Two months later, both of them were pregnant! My friend was expecting twins after having failed twice at in-vitro fertilization! I was in awe. God certainly heard my prayer. But what about me? I took my medication and was sure that it was my turn. I had God figured out. But lo and behold, I was wrong again. The medicine caused some unpleasant side effects, so after trying it for three months we vowed to abandon the desire to become pregnant.
In spring 2008, prompted by the content in my spirituality course, I decided that God was calling me to surrender. For over two years, I felt like I had been fighting a losing battle, yet God was with me the entire time. Friend after friend had become pregnant while I waited. I was bothered by something beyond my control. I believed that God knows what is best for me, but I knew what I wanted. I kept praying that I would do God’s will, but simultaneously I prayed for my will to be done.
The past two and one-half years have been easier, even though I’ve still had a few ups and downs. People ask questions and make comments. The other four people that I know that had also experienced secondary infertility have all either had babies or are pregnant now, but I am certain that I am closer to God than I would have been if this experience had not been a part of my life. In my struggles, I have felt the embrace of a God who both immanently cried with me in my anguish and transcendently knows what is best for me.
Over the course of these four and one-half years, I have been “parabled.” When I read Dr. Ludwig’s essay, I was almost brought to tears because his words so accurately detailed my experience. In describing the relationship of a parable to the kingdom of God, he asserts:
God’s reign is truly God’s; we cannot initiate it or bring it to fulfillment, only God can do that.… We have to surrender our reign if we are to “reign” with God in God’s reign. I come to know God in the recognition that I am not God. When I see that truly I am not in charge, I can begin to glimpse that God, in all of God’s mysterious otherness, is. (6)

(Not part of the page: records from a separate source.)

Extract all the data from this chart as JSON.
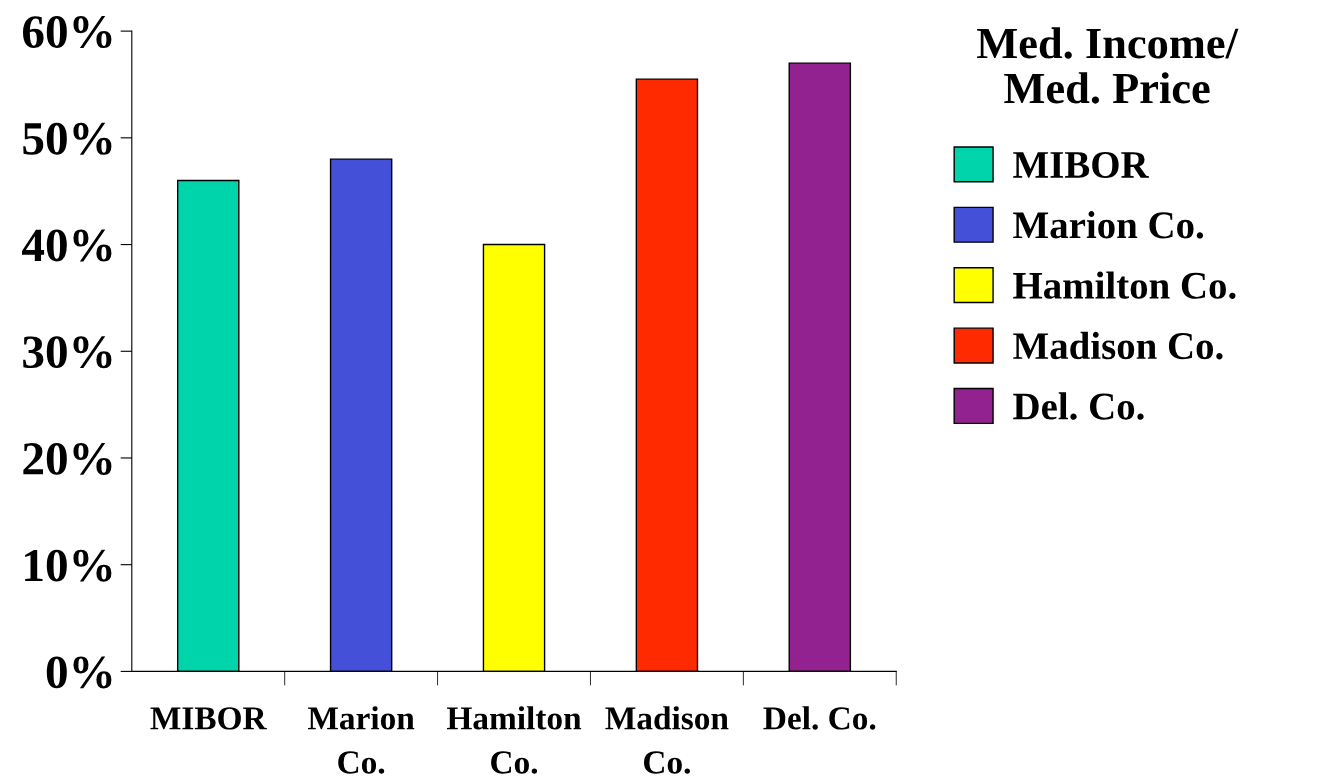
{
  "chart_data": {
    "type": "bar",
    "title": "Med. Income/\nMed. Price",
    "categories": [
      "MIBOR",
      "Marion\nCo.",
      "Hamilton\nCo.",
      "Madison\nCo.",
      "Del. Co."
    ],
    "series": [
      {
        "name": "MIBOR",
        "color": "#00d4aa",
        "values": [
          46,
          null,
          null,
          null,
          null
        ]
      },
      {
        "name": "Marion Co.",
        "color": "#4450d8",
        "values": [
          null,
          48,
          null,
          null,
          null
        ]
      },
      {
        "name": "Hamilton Co.",
        "color": "#ffff00",
        "values": [
          null,
          null,
          40,
          null,
          null
        ]
      },
      {
        "name": "Madison Co.",
        "color": "#ff2a00",
        "values": [
          null,
          null,
          null,
          55.5,
          null
        ]
      },
      {
        "name": "Del. Co.",
        "color": "#922290",
        "values": [
          null,
          null,
          null,
          null,
          57
        ]
      }
    ],
    "ylim": [
      0,
      60
    ],
    "yticks": [
      {
        "value": 0,
        "label": "0%"
      },
      {
        "value": 10,
        "label": "10%"
      },
      {
        "value": 20,
        "label": "20%"
      },
      {
        "value": 30,
        "label": "30%"
      },
      {
        "value": 40,
        "label": "40%"
      },
      {
        "value": 50,
        "label": "50%"
      },
      {
        "value": 60,
        "label": "60%"
      }
    ],
    "grid": false,
    "legend": "right"
  }
}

God completely reversed my expectations. God challenged my security and my meaning of faith and what I believe about God. I thought I had control over my life. Everyone else seemed to be in control of whether or not they would conceive a child. Why couldn’t I? I am a “good girl.” I am a practicing Catholic who strives to live out my faith daily. Is faith more than what I had thought it to be? In Quest for the Living God: Mapping Frontiers in the Theology of God, Elizabeth Johnson beautifully illuminates the faith that I am beginning to discover through my parable experience:
We are called into the immediacy of God’s own self. If we accept the silent immensity that surrounds us as something infinitely distant and yet ineffably near; if we receive it as a sheltering nearness and tender love that does not make any reservations; and if in this embrace we have the courage to accept our own life in all its concreteness and yearning, which is possible only by grace, then we have the mystical experience of faith. Accepting our life means letting ourselves fall into this unfathomable mystery at the heart of our existence in an act of loving self-surrender. (44-45)

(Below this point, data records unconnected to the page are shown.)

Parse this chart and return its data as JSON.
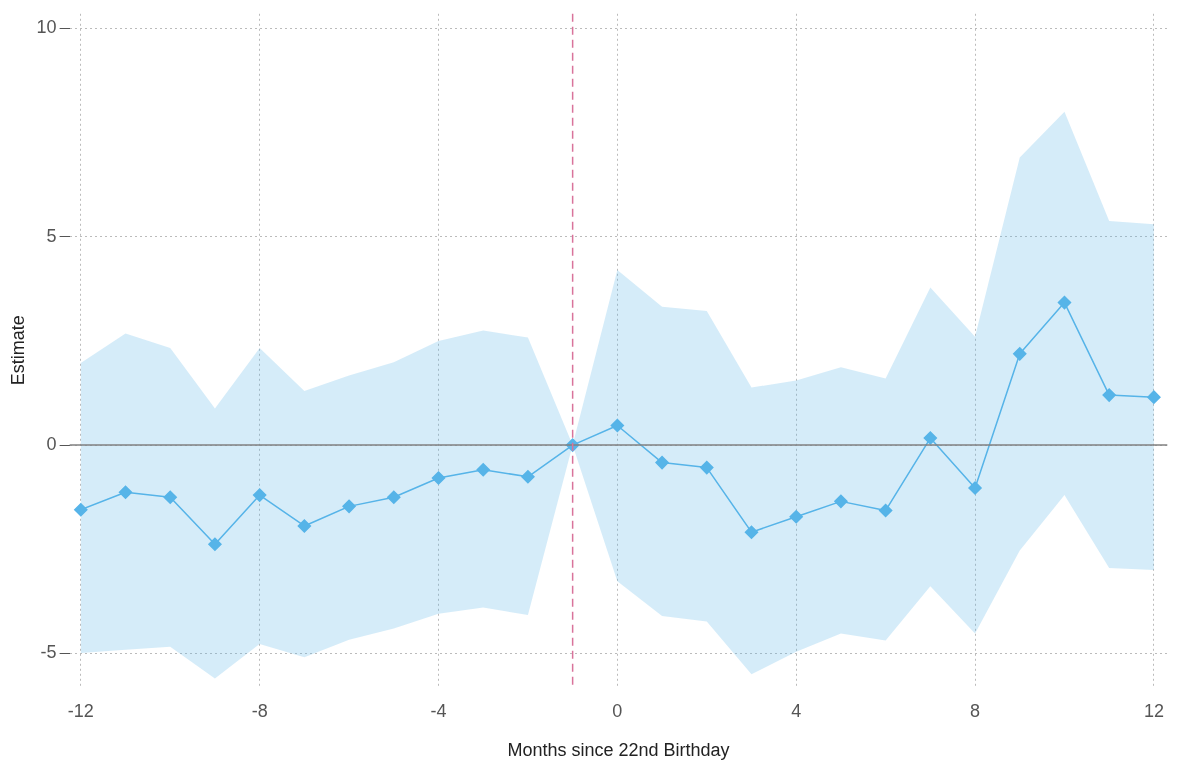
{
  "chart_data": {
    "type": "line",
    "xlabel": "Months since 22nd Birthday",
    "ylabel": "Estimate",
    "x": [
      -12,
      -11,
      -10,
      -9,
      -8,
      -7,
      -6,
      -5,
      -4,
      -3,
      -2,
      -1,
      0,
      1,
      2,
      3,
      4,
      5,
      6,
      7,
      8,
      9,
      10,
      11,
      12
    ],
    "series": [
      {
        "color": "#56b4e9",
        "values": [
          -1.55,
          -1.13,
          -1.25,
          -2.38,
          -1.2,
          -1.94,
          -1.47,
          -1.25,
          -0.79,
          -0.59,
          -0.76,
          0,
          0.47,
          -0.42,
          -0.54,
          -2.09,
          -1.72,
          -1.35,
          -1.57,
          0.17,
          -1.03,
          2.19,
          3.42,
          1.2,
          1.15
        ],
        "lower": [
          -4.99,
          -4.91,
          -4.84,
          -5.6,
          -4.77,
          -5.09,
          -4.67,
          -4.4,
          -4.05,
          -3.9,
          -4.08,
          0,
          -3.27,
          -4.1,
          -4.23,
          -5.5,
          -4.96,
          -4.52,
          -4.69,
          -3.39,
          -4.52,
          -2.53,
          -1.2,
          -2.95,
          -3.0
        ],
        "upper": [
          1.97,
          2.68,
          2.33,
          0.88,
          2.33,
          1.3,
          1.67,
          1.99,
          2.5,
          2.75,
          2.58,
          0,
          4.2,
          3.32,
          3.22,
          1.38,
          1.55,
          1.87,
          1.6,
          3.78,
          2.6,
          6.9,
          8.0,
          5.38,
          5.3
        ]
      }
    ],
    "xlim": [
      -12.25,
      12.3
    ],
    "ylim": [
      -5.8,
      10.35
    ],
    "xticks": [
      -12,
      -8,
      -4,
      0,
      4,
      8,
      12
    ],
    "yticks": [
      -5,
      0,
      5,
      10
    ],
    "grid": true,
    "legend": false,
    "marker": "diamond",
    "line_style": "solid",
    "ref_lines": [
      {
        "axis": "y",
        "value": 0,
        "color": "#808080",
        "line_style": "solid"
      },
      {
        "axis": "x",
        "value": -1,
        "color": "#d9739b",
        "line_style": "dashed"
      }
    ]
  }
}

I have realized that I am radically dependent upon God. I am not God. I cannot put God in a box or figure out what God is going to do in my life. All I know is that God is with me and loves me. Through this experience, I feel that God is calling me to make room for God, who is Mystery. God is challenging me to recognize God in ways that I had not expected and to trust that God has a plan that is good for me. I am learning to live in the tension that God answers prayers but not necessarily in the way that we want them answered. In coming to know God better (I will never completely know God), I come to know who I am.